Security measures at the Capitol have increased in recent years, including plainclothes and uniformed agents, a bomb-sniffing dog, video cameras, an exterior wall and bollards to stop vehicles.
Currently visitors can come and go through the north entrance most days of the year. But that will change in January, with visitors required to walk through a metal detector while bags and packages will be passed through an X-ray machine.
Representative Steven Haugaard, a Sioux Falls Republican, said tourists marveled there wasn’t a checkpoint. “It’s kind of a sad end to an era,” Haugaard said.
Senator Brock Greenfield, a Clark Republican, said he could accept the change. “I don’t have the level of heartburn some people do, but I’ve certainly heard it,” he said.
Greenfield advised that 45 seconds to get through security would be better than 45 minutes. Miller said they would know more after a few weeks under the new system. Price said adjustments would be made.
Legislators will have 24-hour access.
Visitor hours outside legislative session will be Monday through Friday 8 a.m. to 6 p.m. and Saturday and Sunday 8 a.m. to 5 p.m.
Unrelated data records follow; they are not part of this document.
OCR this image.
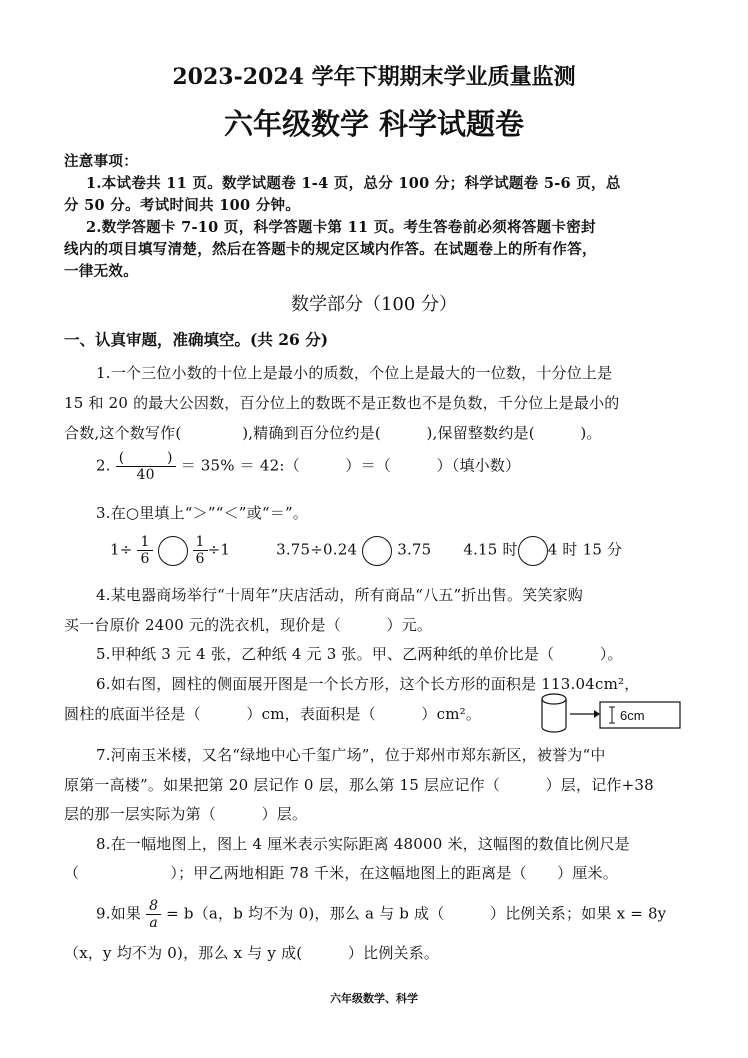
2023-2024 学年下期期末学业质量监测
六年级数学 科学试题卷
注意事项：
1.本试卷共 11 页。数学试题卷 1-4 页，总分 100 分；科学试题卷 5-6 页，总
分 50 分。考试时间共 100 分钟。
2.数学答题卡 7-10 页，科学答题卡第 11 页。考生答卷前必须将答题卡密封
线内的项目填写清楚，然后在答题卡的规定区域内作答。在试题卷上的所有作答，
一律无效。
数学部分（100 分）
一、认真审题，准确填空。(共 26 分)
1.一个三位小数的十位上是最小的质数，个位上是最大的一位数，十分位上是
15 和 20 的最大公因数，百分位上的数既不是正数也不是负数，千分位上是最小的
合数,这个数写作(　　　　),精确到百分位约是(　　　),保留整数约是(　　　)。
2. $\frac{( )}{40} = 35\%$ ＝ 42:（　　　）＝（　　　）（填小数）
3.在○里填上“＞”“＜”或“＝”。
$1\div \frac{1}{6}$
	$\frac{1}{6} \div 1$	3.75÷0.24	3.75 4.15 时 4 时 15 分
4.某电器商场举行“十周年”庆店活动，所有商品“八五”折出售。笑笑家购
买一台原价 2400 元的洗衣机，现价是（　　　）元。
5.甲种纸 3 元 4 张，乙种纸 4 元 3 张。甲、乙两种纸的单价比是（　　　）。
6.如右图，圆柱的侧面展开图是一个长方形，这个长方形的面积是 113.04cm²，
圆柱的底面半径是（　　　）cm，表面积是（　　　）cm²。	6cm
7.河南玉米楼，又名“绿地中心千玺广场”，位于郑州市郑东新区，被誉为“中
原第一高楼”。如果把第 20 层记作 0 层，那么第 15 层应记作（　　　）层，记作+38
层的那一层实际为第（　　　）层。
8.在一幅地图上，图上 4 厘米表示实际距离 48000 米，这幅图的数值比例尺是
（　　　　　　）；甲乙两地相距 78 千米，在这幅地图上的距离是（　　）厘米。
9.如果 $\frac{8}{a} = b(a$，b 均不为 0)，那么 a 与 b 成（　　　）比例关系；如果 x = 8y
（x，y 均不为 0)，那么 x 与 y 成(　　　）比例关系。
六年级数学、科学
During legislative session, visitor hours Monday through Friday will be 7 a.m. to 7 p.m., unless the lawmakers officially work longer, while Saturday and Sunday will remain 8 a.m. to 5 p.m.
Miller said they’ll learn this year how to handle the 2020 Christmas-trees display, when the Capitol traditionally has been open daily until 10 p.m. from the Tuesday before Thanksgiving through December 26.
Price said discussions are also under way about creating a different category for frequent visitors.
Signs will be posted outside the Capitol advising people about items they shouldn’t try to bring in. Those include:
Bladed devices with a blade of more than 2½ inches except for traditional and ceremonial knives including Native American knives;
Club‐like items and striking devices;
Destructive devices, explosives, or combustible chemical compounds and mixtures;
Disabling chemicals and other dangerous items; and
However, people can bring concealed firearms into some parts of the Capitol as of July 1, 2019, but they must contact the Highway Patrol at least 24 hours in advance and submit them for screening.
Representative Spencer Gosch, a Glenham Republican, didn’t like having visitors go through the checkpoint. He asked what led to it.
“There’s no particular incident that triggered this,” Price replied.
Gosch responded, “I’ve always I guess seen this building as the people’s building, unfettered access.”
There are 11 school districts in Gosch’s legislative district. He said the new system would complicate visits for bus after bus of students who come to the Capitol during session.
Tourist groups and citizens on normal business will be screened too, as will any state employees or legislators who forget or misplace their pass-cards.
“It’s going to change patterns for all sorts of people,” Gosch said. He added, “It just feels again like we’re doing it for the sake of doing it.”
Representative Chris Johnson, a Rapid City Republican, asked whether the security that’s been added throughout the Capitol during legislative session would be affected.
“How this will impact that is yet to be determined,” Price said. In response to another suggestion, he said state law enforcement has had conversations with other security offices about ways to make screening less bothersome.
House Republican leader Lee Qualm of Platte expressed confidence in the new steps. “It would be a horrible situation if something did happen,” Qualm said.